Clinical researchers are busy trying to open new experimental trials, and basic researchers are worrying over the next grant they need to write. The only way to unmask the magnitude of bizarreness is to find a new and improved way of doing things, a way not just marginally better but quantum leaps better. This is precisely what oncology needs right now. If we’d kept trying to improve upon the typewriter, we would never have invented the word processor. Toying with or repairing old models of treating cancer will yield incremental advances at best. The cancer problem requires a radically different approach. We should not be aiming for weeks of improved survival. Our goals should be higher. The public needs to see how far we have drifted from the original aims as oncologists and researchers and at what cost to the patient.
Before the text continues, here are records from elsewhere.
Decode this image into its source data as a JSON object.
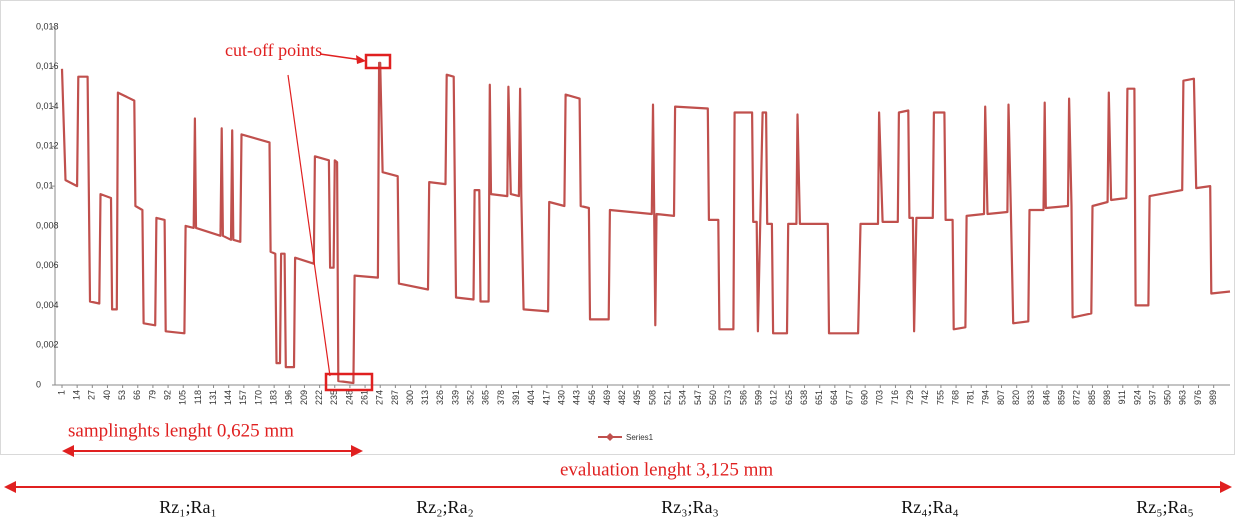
{
  "chart_data": {
    "type": "line",
    "x": [
      1,
      4,
      14,
      15,
      23,
      24,
      25,
      33,
      34,
      43,
      44,
      48,
      49,
      63,
      64,
      70,
      71,
      81,
      82,
      89,
      90,
      106,
      107,
      114,
      115,
      116,
      137,
      138,
      139,
      146,
      147,
      148,
      154,
      155,
      179,
      180,
      184,
      185,
      188,
      189,
      192,
      193,
      200,
      201,
      217,
      218,
      230,
      231,
      234,
      235,
      237,
      238,
      251,
      252,
      272,
      273,
      274,
      276,
      289,
      290,
      315,
      316,
      330,
      331,
      337,
      338,
      339,
      354,
      355,
      359,
      360,
      367,
      368,
      369,
      383,
      384,
      386,
      393,
      394,
      395,
      397,
      418,
      419,
      432,
      433,
      445,
      446,
      453,
      454,
      470,
      471,
      507,
      508,
      509,
      510,
      511,
      526,
      527,
      555,
      556,
      564,
      565,
      577,
      578,
      593,
      594,
      597,
      598,
      602,
      605,
      606,
      610,
      611,
      623,
      624,
      631,
      632,
      634,
      658,
      659,
      684,
      686,
      701,
      702,
      705,
      718,
      719,
      727,
      728,
      731,
      732,
      734,
      748,
      749,
      758,
      759,
      765,
      766,
      776,
      777,
      792,
      793,
      795,
      812,
      813,
      815,
      817,
      830,
      831,
      843,
      844,
      845,
      864,
      865,
      867,
      868,
      884,
      885,
      898,
      899,
      901,
      914,
      915,
      921,
      922,
      933,
      934,
      962,
      963,
      972,
      974,
      986,
      987,
      1003
    ],
    "series": [
      {
        "name": "Series1",
        "color": "#c0504d",
        "values": [
          0.0159,
          0.0103,
          0.01,
          0.0155,
          0.0155,
          0.0099,
          0.0042,
          0.0041,
          0.0096,
          0.0094,
          0.0038,
          0.0038,
          0.0147,
          0.0143,
          0.009,
          0.0088,
          0.0031,
          0.003,
          0.0084,
          0.0083,
          0.0027,
          0.0026,
          0.008,
          0.0079,
          0.0134,
          0.0079,
          0.0075,
          0.0129,
          0.0075,
          0.0073,
          0.0128,
          0.0073,
          0.0072,
          0.0126,
          0.0122,
          0.0067,
          0.0066,
          0.0011,
          0.0011,
          0.0066,
          0.0066,
          0.0009,
          0.0009,
          0.0064,
          0.0061,
          0.0115,
          0.0113,
          0.0059,
          0.0059,
          0.0113,
          0.0112,
          0.0002,
          0.0001,
          0.0055,
          0.0054,
          0.0162,
          0.0162,
          0.0107,
          0.0105,
          0.0051,
          0.0048,
          0.0102,
          0.0101,
          0.0156,
          0.0155,
          0.01,
          0.0044,
          0.0043,
          0.0098,
          0.0098,
          0.0042,
          0.0042,
          0.0151,
          0.0096,
          0.0095,
          0.015,
          0.0096,
          0.0095,
          0.0149,
          0.0096,
          0.0038,
          0.0037,
          0.0092,
          0.009,
          0.0146,
          0.0144,
          0.009,
          0.0089,
          0.0033,
          0.0033,
          0.0088,
          0.0086,
          0.0141,
          0.0086,
          0.003,
          0.0086,
          0.0085,
          0.014,
          0.0139,
          0.0083,
          0.0083,
          0.0028,
          0.0028,
          0.0137,
          0.0137,
          0.0082,
          0.0082,
          0.0027,
          0.0137,
          0.0137,
          0.0081,
          0.0081,
          0.0026,
          0.0026,
          0.0081,
          0.0081,
          0.0136,
          0.0081,
          0.0081,
          0.0026,
          0.0026,
          0.0081,
          0.0081,
          0.0137,
          0.0082,
          0.0082,
          0.0137,
          0.0138,
          0.0084,
          0.0084,
          0.0027,
          0.0084,
          0.0084,
          0.0137,
          0.0137,
          0.0083,
          0.0083,
          0.0028,
          0.0029,
          0.0085,
          0.0086,
          0.014,
          0.0086,
          0.0087,
          0.0141,
          0.0087,
          0.0031,
          0.0032,
          0.0088,
          0.0088,
          0.0142,
          0.0089,
          0.009,
          0.0144,
          0.009,
          0.0034,
          0.0036,
          0.009,
          0.0092,
          0.0147,
          0.0093,
          0.0094,
          0.0149,
          0.0149,
          0.004,
          0.004,
          0.0095,
          0.0098,
          0.0153,
          0.0154,
          0.0099,
          0.01,
          0.0046,
          0.0047
        ]
      }
    ],
    "xlim": [
      -5,
      1003
    ],
    "xticks": [
      1,
      14,
      27,
      40,
      53,
      66,
      79,
      92,
      105,
      118,
      131,
      144,
      157,
      170,
      183,
      196,
      209,
      222,
      235,
      248,
      261,
      274,
      287,
      300,
      313,
      326,
      339,
      352,
      365,
      378,
      391,
      404,
      417,
      430,
      443,
      456,
      469,
      482,
      495,
      508,
      521,
      534,
      547,
      560,
      573,
      586,
      599,
      612,
      625,
      638,
      651,
      664,
      677,
      690,
      703,
      716,
      729,
      742,
      755,
      768,
      781,
      794,
      807,
      820,
      833,
      846,
      859,
      872,
      885,
      898,
      911,
      924,
      937,
      950,
      963,
      976,
      989
    ],
    "ylim": [
      0,
      0.018
    ],
    "yticks": [
      0,
      {
        "value": 0.002,
        "label": "0,002"
      },
      {
        "value": 0.004,
        "label": "0,004"
      },
      {
        "value": 0.006,
        "label": "0,006"
      },
      {
        "value": 0.008,
        "label": "0,008"
      },
      {
        "value": 0.01,
        "label": "0,01"
      },
      {
        "value": 0.012,
        "label": "0,012"
      },
      {
        "value": 0.014,
        "label": "0,014"
      },
      {
        "value": 0.016,
        "label": "0,016"
      },
      {
        "value": 0.018,
        "label": "0,018"
      }
    ],
    "grid": false,
    "legend": "bottom",
    "annotations": {
      "cut_off": "cut-off points",
      "sampling": "samplinghts lenght 0,625 mm",
      "evaluation": "evaluation lenght 3,125 mm",
      "segments": [
        "Rz₁;Ra₁",
        "Rz₂;Ra₂",
        "Rz₃;Ra₃",
        "Rz₄;Ra₄",
        "Rz₅;Ra₅"
      ]
    }
  }
}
Everyone needs to pause and think about what they are doing and why. Young researchers and all oncologists must think differently, to question dogma, to reject the deep-rooted archaic traditions, to discard the existing, inadequate research models and boldly use th
e emerging technologies to explore exciting new strategies to solve the cancer problem. Only a new way of thinking and doing will shift the paradigm and get the practitioners to discard their old ways. All researchers need to pay attention to technologic aspects emerging within and outside of their own disciplines, developing a broader strategy to address the complexity of cancer by using inclusive, pluralistic approaches rather than relying solely on reductionist strategies. Young researchers need to practice consilience, learning from and cooperating with experts in disparate fields to solve the biologic and technologic hurdles. The traditional strategy of treating cancer reached its maximum potential several decades ago. Dying for a Cure, a British advocacy group, bemoans that “at the current rate of progress it would take 1,778 years at least before we saw a 20-year survival improvement for all 200 types of cancer!”